Non riuscirai a cambiare le cose, qua dentro.
E’ sempre stato così e sempre lo sarà…”
Il secondino continuava a gridare, ma oramai erano troppo distanti per riuscire a sentire le sue parole.
Rukawa, dal canto suo, si trovò incuriosito: il carcere si stava rivelando più interessante di quanto avesse immaginato. Chissà quanti intrighi ed inganni albergavano in quelle mura…
“Mettiamo subito una cosa in chiaro…”
I pensieri del bel moro furono interrotti nuovamente dall’occhialuto.
“…non ti aspettare il mio aiuto ogni volta che ne avrai bisogno, va bene? Non sono la tua balia, quindi i tuoi prossimi casini te li dovrai sbrigare da solo, chiaro?”
“Mm…” diede come unica risposta Kaede.
“Io non posso neanche sbilanciarmi troppo…rischio già abbastanza…ma lasciamo perdere. E’ inutile parlarne con te. Uno che ha –l’onore- di entrare subito nel braccio sei. Complimenti. Devi aver davvero compiuto un crimine atroce per essere stato piazzato subito in quel cerchio. Saliamo…” ordinò poi iniziando a risalire delle scale.

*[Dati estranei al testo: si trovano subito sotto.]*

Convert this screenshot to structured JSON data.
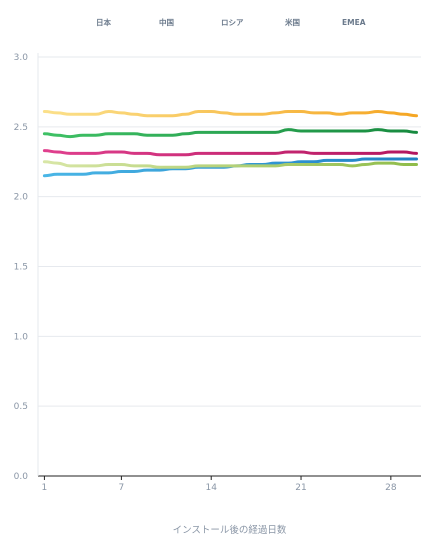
{
  "chart_data": {
    "type": "line",
    "title": "",
    "xlabel": "インストール後の経過日数",
    "ylabel": "",
    "xlim": [
      1,
      30
    ],
    "ylim": [
      0,
      3
    ],
    "x_ticks": [
      1,
      7,
      14,
      21,
      28
    ],
    "x_tick_labels": [
      "1",
      "7",
      "14",
      "21",
      "28"
    ],
    "y_ticks": [
      0,
      0.5,
      1,
      1.5,
      2,
      2.5,
      3
    ],
    "y_tick_labels": [
      "0.0",
      "0.5",
      "1.0",
      "1.5",
      "2.0",
      "2.5",
      "3.0"
    ],
    "grid": true,
    "legend_position": "top",
    "x": [
      1,
      2,
      3,
      4,
      5,
      6,
      7,
      8,
      9,
      10,
      11,
      12,
      13,
      14,
      15,
      16,
      17,
      18,
      19,
      20,
      21,
      22,
      23,
      24,
      25,
      26,
      27,
      28,
      29,
      30
    ],
    "series": [
      {
        "name": "日本",
        "color_start": "#fbe08a",
        "color_end": "#f5a623",
        "values": [
          2.61,
          2.6,
          2.59,
          2.59,
          2.59,
          2.61,
          2.6,
          2.59,
          2.58,
          2.58,
          2.58,
          2.59,
          2.61,
          2.61,
          2.6,
          2.59,
          2.59,
          2.59,
          2.6,
          2.61,
          2.61,
          2.6,
          2.6,
          2.59,
          2.6,
          2.6,
          2.61,
          2.6,
          2.59,
          2.58
        ]
      },
      {
        "name": "中国",
        "color_start": "#4ab6e6",
        "color_end": "#1f7fc4",
        "values": [
          2.15,
          2.16,
          2.16,
          2.16,
          2.17,
          2.17,
          2.18,
          2.18,
          2.19,
          2.19,
          2.2,
          2.2,
          2.21,
          2.21,
          2.21,
          2.22,
          2.23,
          2.23,
          2.24,
          2.24,
          2.25,
          2.25,
          2.26,
          2.26,
          2.26,
          2.27,
          2.27,
          2.27,
          2.27,
          2.27
        ]
      },
      {
        "name": "ロシア",
        "color_start": "#3fc165",
        "color_end": "#178a3f",
        "values": [
          2.45,
          2.44,
          2.43,
          2.44,
          2.44,
          2.45,
          2.45,
          2.45,
          2.44,
          2.44,
          2.44,
          2.45,
          2.46,
          2.46,
          2.46,
          2.46,
          2.46,
          2.46,
          2.46,
          2.48,
          2.47,
          2.47,
          2.47,
          2.47,
          2.47,
          2.47,
          2.48,
          2.47,
          2.47,
          2.46
        ]
      },
      {
        "name": "米国",
        "color_start": "#d8e6a6",
        "color_end": "#8fbc4a",
        "values": [
          2.25,
          2.24,
          2.22,
          2.22,
          2.22,
          2.23,
          2.23,
          2.22,
          2.22,
          2.21,
          2.21,
          2.21,
          2.22,
          2.22,
          2.22,
          2.22,
          2.22,
          2.22,
          2.22,
          2.23,
          2.23,
          2.23,
          2.23,
          2.23,
          2.22,
          2.23,
          2.24,
          2.24,
          2.23,
          2.23
        ]
      },
      {
        "name": "EMEA",
        "color_start": "#e0408e",
        "color_end": "#b3165f",
        "values": [
          2.33,
          2.32,
          2.31,
          2.31,
          2.31,
          2.32,
          2.32,
          2.31,
          2.31,
          2.3,
          2.3,
          2.3,
          2.31,
          2.31,
          2.31,
          2.31,
          2.31,
          2.31,
          2.31,
          2.32,
          2.32,
          2.31,
          2.31,
          2.31,
          2.31,
          2.31,
          2.31,
          2.32,
          2.32,
          2.31
        ]
      }
    ]
  }
}
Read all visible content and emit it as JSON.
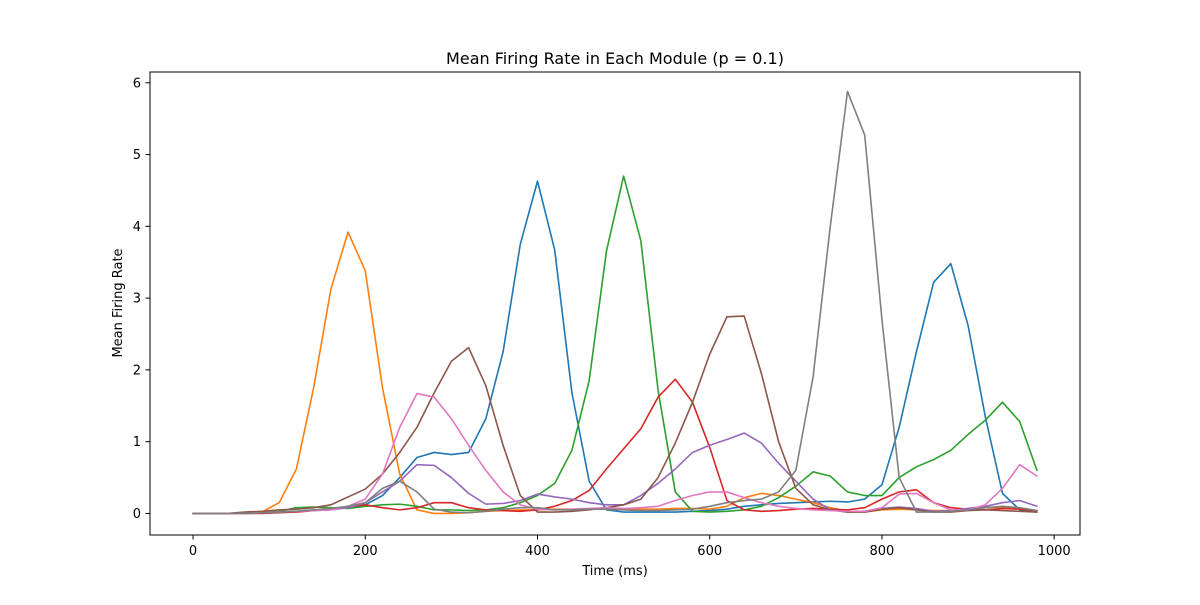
{
  "chart_data": {
    "type": "line",
    "title": "Mean Firing Rate in Each Module (p = 0.1)",
    "xlabel": "Time (ms)",
    "ylabel": "Mean Firing Rate",
    "xlim": [
      -50,
      1030
    ],
    "ylim": [
      -0.3,
      6.15
    ],
    "xticks": [
      0,
      200,
      400,
      600,
      800,
      1000
    ],
    "yticks": [
      0,
      1,
      2,
      3,
      4,
      5,
      6
    ],
    "grid": false,
    "legend": "none",
    "x": [
      0,
      20,
      40,
      60,
      80,
      100,
      120,
      140,
      160,
      180,
      200,
      220,
      240,
      260,
      280,
      300,
      320,
      340,
      360,
      380,
      400,
      420,
      440,
      460,
      480,
      500,
      520,
      540,
      560,
      580,
      600,
      620,
      640,
      660,
      680,
      700,
      720,
      740,
      760,
      780,
      800,
      820,
      840,
      860,
      880,
      900,
      920,
      940,
      960,
      980
    ],
    "series": [
      {
        "color": "#1f77b4",
        "values": [
          0,
          0,
          0,
          0.01,
          0.01,
          0.02,
          0.03,
          0.05,
          0.06,
          0.08,
          0.12,
          0.25,
          0.5,
          0.78,
          0.85,
          0.82,
          0.85,
          1.32,
          2.25,
          3.75,
          4.63,
          3.67,
          1.68,
          0.45,
          0.05,
          0.02,
          0.02,
          0.02,
          0.02,
          0.03,
          0.04,
          0.06,
          0.1,
          0.12,
          0.14,
          0.15,
          0.16,
          0.17,
          0.16,
          0.2,
          0.4,
          1.2,
          2.25,
          3.22,
          3.48,
          2.62,
          1.35,
          0.28,
          0.05,
          0.02
        ]
      },
      {
        "color": "#ff7f0e",
        "values": [
          0,
          0,
          0,
          0.01,
          0.02,
          0.15,
          0.62,
          1.75,
          3.12,
          3.92,
          3.38,
          1.75,
          0.55,
          0.05,
          0,
          0,
          0.01,
          0.03,
          0.04,
          0.05,
          0.05,
          0.06,
          0.06,
          0.06,
          0.06,
          0.05,
          0.06,
          0.06,
          0.07,
          0.07,
          0.06,
          0.1,
          0.22,
          0.28,
          0.25,
          0.2,
          0.15,
          0.08,
          0.03,
          0.02,
          0.05,
          0.06,
          0.05,
          0.04,
          0.04,
          0.06,
          0.08,
          0.09,
          0.07,
          0.04
        ]
      },
      {
        "color": "#2ca02c",
        "values": [
          0,
          0,
          0,
          0,
          0.01,
          0.03,
          0.08,
          0.09,
          0.08,
          0.07,
          0.1,
          0.12,
          0.13,
          0.1,
          0.05,
          0.05,
          0.04,
          0.05,
          0.08,
          0.15,
          0.25,
          0.42,
          0.88,
          1.85,
          3.65,
          4.7,
          3.8,
          1.72,
          0.3,
          0.03,
          0.02,
          0.03,
          0.05,
          0.1,
          0.22,
          0.38,
          0.58,
          0.52,
          0.3,
          0.25,
          0.25,
          0.5,
          0.65,
          0.75,
          0.88,
          1.1,
          1.3,
          1.55,
          1.28,
          0.6
        ]
      },
      {
        "color": "#d62728",
        "values": [
          0,
          0,
          0,
          0,
          0,
          0.01,
          0.02,
          0.04,
          0.06,
          0.09,
          0.12,
          0.08,
          0.05,
          0.08,
          0.15,
          0.15,
          0.08,
          0.05,
          0.04,
          0.03,
          0.05,
          0.1,
          0.18,
          0.32,
          0.62,
          0.9,
          1.18,
          1.62,
          1.87,
          1.55,
          0.92,
          0.18,
          0.05,
          0.03,
          0.04,
          0.06,
          0.07,
          0.06,
          0.05,
          0.08,
          0.2,
          0.3,
          0.33,
          0.15,
          0.08,
          0.06,
          0.05,
          0.07,
          0.06,
          0.04
        ]
      },
      {
        "color": "#9467bd",
        "values": [
          0,
          0,
          0,
          0,
          0.01,
          0.02,
          0.03,
          0.04,
          0.05,
          0.08,
          0.15,
          0.3,
          0.45,
          0.68,
          0.67,
          0.5,
          0.28,
          0.13,
          0.14,
          0.18,
          0.27,
          0.23,
          0.2,
          0.15,
          0.12,
          0.12,
          0.25,
          0.42,
          0.62,
          0.85,
          0.95,
          1.03,
          1.12,
          0.98,
          0.7,
          0.45,
          0.2,
          0.05,
          0.02,
          0.03,
          0.07,
          0.09,
          0.07,
          0.03,
          0.04,
          0.07,
          0.1,
          0.15,
          0.18,
          0.1
        ]
      },
      {
        "color": "#8c564b",
        "values": [
          0,
          0,
          0,
          0.02,
          0.03,
          0.05,
          0.06,
          0.08,
          0.12,
          0.23,
          0.34,
          0.55,
          0.85,
          1.2,
          1.68,
          2.12,
          2.31,
          1.78,
          0.95,
          0.25,
          0.02,
          0.02,
          0.03,
          0.05,
          0.08,
          0.12,
          0.2,
          0.5,
          0.98,
          1.55,
          2.22,
          2.74,
          2.75,
          1.95,
          1.0,
          0.35,
          0.12,
          0.05,
          0.02,
          0.02,
          0.06,
          0.08,
          0.05,
          0.02,
          0.02,
          0.04,
          0.05,
          0.04,
          0.03,
          0.02
        ]
      },
      {
        "color": "#e377c2",
        "values": [
          0,
          0,
          0,
          0,
          0.01,
          0.02,
          0.03,
          0.04,
          0.05,
          0.1,
          0.2,
          0.55,
          1.2,
          1.67,
          1.62,
          1.32,
          0.95,
          0.6,
          0.3,
          0.12,
          0.06,
          0.05,
          0.06,
          0.07,
          0.08,
          0.07,
          0.08,
          0.1,
          0.18,
          0.25,
          0.3,
          0.3,
          0.22,
          0.15,
          0.1,
          0.07,
          0.05,
          0.04,
          0.03,
          0.03,
          0.08,
          0.27,
          0.28,
          0.15,
          0.05,
          0.05,
          0.12,
          0.35,
          0.68,
          0.52
        ]
      },
      {
        "color": "#7f7f7f",
        "values": [
          0,
          0,
          0,
          0,
          0.01,
          0.02,
          0.03,
          0.05,
          0.07,
          0.1,
          0.15,
          0.35,
          0.45,
          0.3,
          0.06,
          0.02,
          0.01,
          0.03,
          0.06,
          0.08,
          0.08,
          0.05,
          0.05,
          0.06,
          0.06,
          0.05,
          0.04,
          0.04,
          0.05,
          0.06,
          0.1,
          0.15,
          0.18,
          0.2,
          0.3,
          0.6,
          1.9,
          4.0,
          5.88,
          5.27,
          2.7,
          0.5,
          0.02,
          0.02,
          0.03,
          0.05,
          0.08,
          0.1,
          0.08,
          0.04
        ]
      }
    ]
  }
}
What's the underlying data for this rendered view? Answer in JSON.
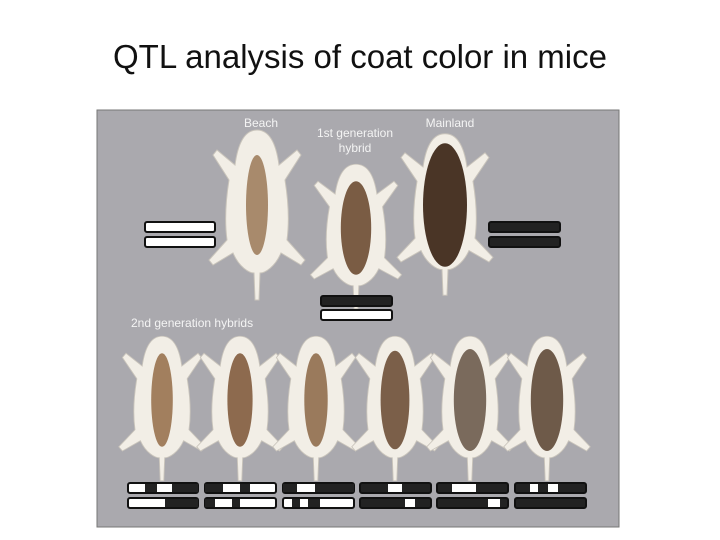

“Adesso dovremo camminare per un bel pezzo. Il braccio sei è l’ultimo in cima. O per essere più chiari, quello che si affaccia maggiormente al mondo circostante. Sono solo otto piani, coraggio…” gli assicurò continuando a camminare, preoccupato che le ferite procurategli da quell’idiota di Statini potessero rallentare il moro.
Ma Rukawa non diede il minimo segno di dolore o stanchezza, assecondando i passi del secondino con naturalità.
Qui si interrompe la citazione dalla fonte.